Julie grabbed Mark’s hand and squeezed it tightly. “It didn’t even occur to me to think about the envelope,” she said, half-apologetically, half-mechanically. “Mark and I were going to tell you all about it because it was so strange. Especially after Charlie—after Charlie. It doesn’t matter. When you asked about envelopes this morning, I didn’t even think.”
“If this isn’t about the envelope, what is it about?” Jon Baird demanded. “I thought the question on the table here was whether Gregor Demarkian could send me to jail on the strength of an envelope.”
“If there really is strychnine on it, he can,” Mark Anderwahl said. “Except we thought it was the contracts he was trying to get rid of. We never even considered the envelope.”
“Who was trying to get rid of them?” Sheila Baird said.
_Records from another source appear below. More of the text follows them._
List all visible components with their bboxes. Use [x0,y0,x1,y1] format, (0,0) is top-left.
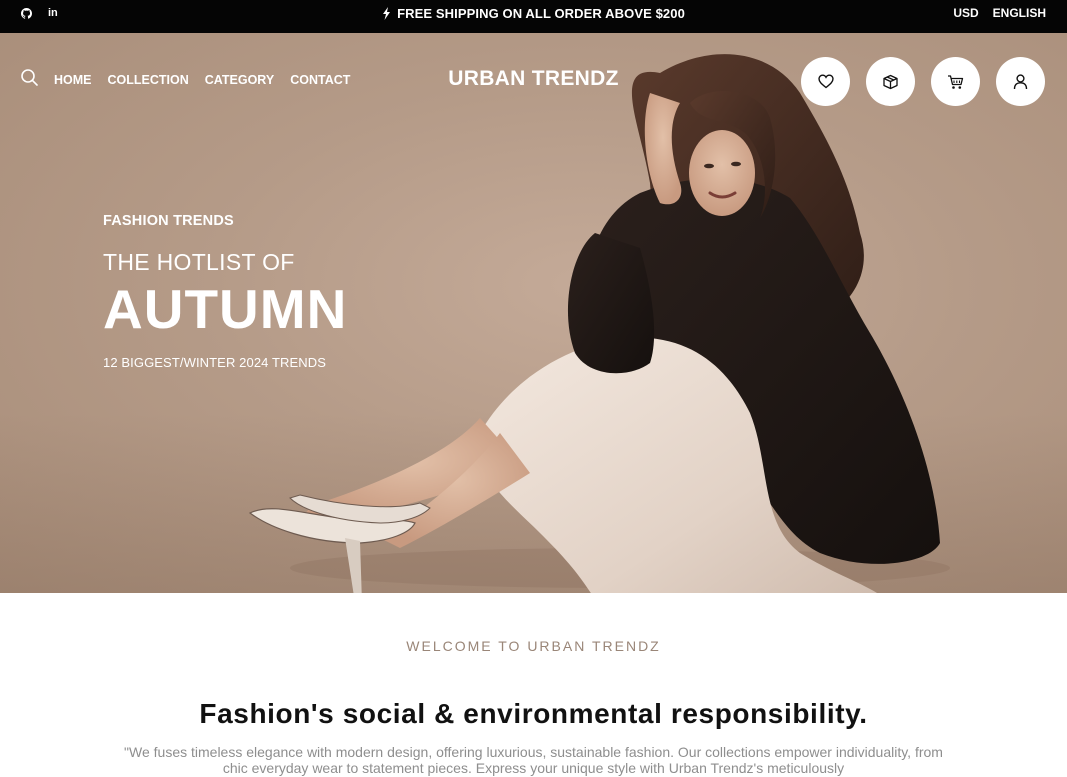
hero-copy: FASHION TRENDS THE HOTLIST OF AUTUMN 12 … [103,213,347,370]
welcome-kicker: WELCOME TO URBAN TRENDZ [406,638,661,654]
hero-banner: HOME COLLECTION CATEGORY CONTACT URBAN T… [0,33,1067,593]
wishlist-button[interactable] [801,57,850,106]
heart-icon [817,74,834,89]
cart-icon [948,74,964,89]
welcome-body: "We fuses timeless elegance with modern … [124,744,943,776]
nav-icon-buttons [801,57,1045,106]
main-navigation: HOME COLLECTION CATEGORY CONTACT URBAN T… [0,33,1067,128]
box-icon [883,74,898,89]
hero-eyebrow: FASHION TRENDS [103,213,234,229]
announcement-bar: in FREE SHIPPING ON ALL ORDER ABOVE $200… [0,0,1067,33]
cart-button[interactable] [931,57,980,106]
hero-subheading: THE HOTLIST OF [103,249,295,275]
locale-selectors: USD ENGLISH [953,0,1046,26]
user-icon [1013,73,1028,89]
lightning-icon [383,6,391,20]
account-button[interactable] [996,57,1045,106]
hero-tagline: 12 BIGGEST/WINTER 2024 TRENDS [103,355,326,370]
orders-button[interactable] [866,57,915,106]
shipping-banner: FREE SHIPPING ON ALL ORDER ABOVE $200 [0,0,1067,26]
language-selector[interactable]: ENGLISH [993,6,1046,20]
shipping-text: FREE SHIPPING ON ALL ORDER ABOVE $200 [397,5,685,21]
hero-heading: AUTUMN [103,278,348,340]
welcome-section: WELCOME TO URBAN TRENDZ Fashion's social… [0,593,1067,777]
welcome-heading: Fashion's social & environmental respons… [199,698,868,729]
currency-selector[interactable]: USD [953,6,978,20]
“Why, Charlie Shay, of course,” Julie told them. It was right after McAdam died. You know what Charlie’s like—what he was like. He never stayed late at the office. Never. But maybe three or four days after McAdam died, there he was, when there wasn’t anybody there but me, and he was putting something in the pile for the shredder for the next morning. But he wasn’t putting something on the pile, on top of it, the way you normally would. He was lifting up a whole raft of papers and putting whatever he had under it. It was so strange. So I waited for him to leave and then I went down there myself and looked. And there were our two copies of the McAdam contracts and the envelope, and if I hadn’t taken them out myself they would have been confetti in the morning.”